There was a secret objective, held by some of the teachers and others involved, in sending these students into the countryside. Under the guise of helping rural communities, the decision was made to evacuate the first- and second-year students of the ordinary classes, along with the students in the special science course who went to Tojo, because “the teachers sensed it was very dangerous for the students to stay in the city of Hiroshima.” An essay found in A Record of 1945, written by Tsutomu Miyaoka, one of the teachers charged with mobilizing the student body, reveals that the evacuation covered all first- and second-year students.
With air raids intensifying on major Japanese cities, including the city of Kure, which neighbors Hiroshima, Mr. Miyaoka and others searched for places in the prefecture that would take in the students. Thanks to their efforts, the first-year students were able to stay in several groups at temples and shrines in the village of Hara, where the home of a teacher’s parents was located, and the second-year students, with the aid of their parents, were evacuated to the village of Tono, now a part of Higashihiroshima City.
On August 6, Mr. Takada and Mr. Arai, because of their hard work at the farm labor they weren’t accustomed to, were chosen to bring some documents to their school in Hiroshima. In a group of five students, they headed for the city on foot and by train. Along the way, according to Mr. Arai’s diary, they witnessed “a huge flash and billowing smoke” when they reached Hachihonmatsu Station and were waiting for the train, yet they continued on.
Classmates from elementary school among the victims
On August 8, Mr. Takada found the cold, lifeless body of his father, Hajime, 52, at the site of his family’s home in Teppo-cho (now Naka Ward). His mother, Yoshiko, 44, and eldest brother, Masahiro, 22, also passed away soon after the bombing.
The lives of Mr. Arai’s family were spared, but he was shocked by the deaths of former classmates from his elementary school days. The diary he had continued writing, even while staying in Hara, was given to him by Yoshitora Masaki, 13, who went on to study at Hiroshima First Middle School.

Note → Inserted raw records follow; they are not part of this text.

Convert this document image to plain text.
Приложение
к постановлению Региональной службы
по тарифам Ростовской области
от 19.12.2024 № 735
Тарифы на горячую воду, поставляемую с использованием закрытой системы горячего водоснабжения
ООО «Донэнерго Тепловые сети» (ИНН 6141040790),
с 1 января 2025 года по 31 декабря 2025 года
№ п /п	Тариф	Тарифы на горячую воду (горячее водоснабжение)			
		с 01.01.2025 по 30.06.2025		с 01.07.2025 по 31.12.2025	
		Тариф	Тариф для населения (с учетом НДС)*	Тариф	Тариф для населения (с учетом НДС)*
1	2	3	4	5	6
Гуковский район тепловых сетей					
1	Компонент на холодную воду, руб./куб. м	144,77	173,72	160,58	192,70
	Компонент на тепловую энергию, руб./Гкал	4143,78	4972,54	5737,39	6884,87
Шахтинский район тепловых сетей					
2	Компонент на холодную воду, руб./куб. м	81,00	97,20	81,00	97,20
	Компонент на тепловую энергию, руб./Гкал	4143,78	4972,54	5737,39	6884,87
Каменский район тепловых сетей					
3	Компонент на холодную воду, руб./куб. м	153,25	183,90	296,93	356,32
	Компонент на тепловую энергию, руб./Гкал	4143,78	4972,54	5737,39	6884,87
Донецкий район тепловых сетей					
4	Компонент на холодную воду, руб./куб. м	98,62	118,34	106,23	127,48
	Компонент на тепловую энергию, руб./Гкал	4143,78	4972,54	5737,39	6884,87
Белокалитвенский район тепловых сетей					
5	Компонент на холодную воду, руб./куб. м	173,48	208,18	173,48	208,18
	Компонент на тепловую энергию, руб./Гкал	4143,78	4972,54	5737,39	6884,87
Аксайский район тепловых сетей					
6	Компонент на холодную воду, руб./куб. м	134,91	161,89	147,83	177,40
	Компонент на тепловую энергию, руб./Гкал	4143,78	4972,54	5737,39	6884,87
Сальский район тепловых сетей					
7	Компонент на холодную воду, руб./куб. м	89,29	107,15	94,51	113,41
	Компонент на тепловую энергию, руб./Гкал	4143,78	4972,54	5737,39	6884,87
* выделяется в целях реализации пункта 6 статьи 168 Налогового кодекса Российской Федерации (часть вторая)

The two men avoided speaking about their experiences of the atomic bombing after the war. The surviving students at the school were cruelly viewed as having “fled” from the city. Many first-year students who survived later assumed positions in which they helped create the strong economic growth of Japan’s postwar period.
After turning 50, however, they felt compelled to put together A Record of 1945 because “the first-year students at other schools who lost their lives were former classmates of ours in elementary school.” They also found out the fates of 10 classmates who had stayed behind in Hiroshima because of poor health or other reasons and died in the atomic bombing. In 2005, while eliciting the support of the school’s alumni association, they made efforts to build a memorial on the school grounds in Midori, Minami Ward to console the victims of the atomic bombing and the war.
Since then, Mr. Arai has been actively sharing his experience. He said, “I can’t stay silent when there’s an increasing number of dangerous comments being made by politicians who don’t know the suffering of war.” Mr. Takada remains reluctant to talk about his experience in public, but he explained why he agreed to this interview, saying, “I’d like to tell how, despite the war conditions, our teachers showed concern for the students, and calm judgment, and acted accordingly.”
Both men stress that the deaths of the mobilized students must be discussed not only as a tragic event of the past, but also as a lesson and warning for the present and future.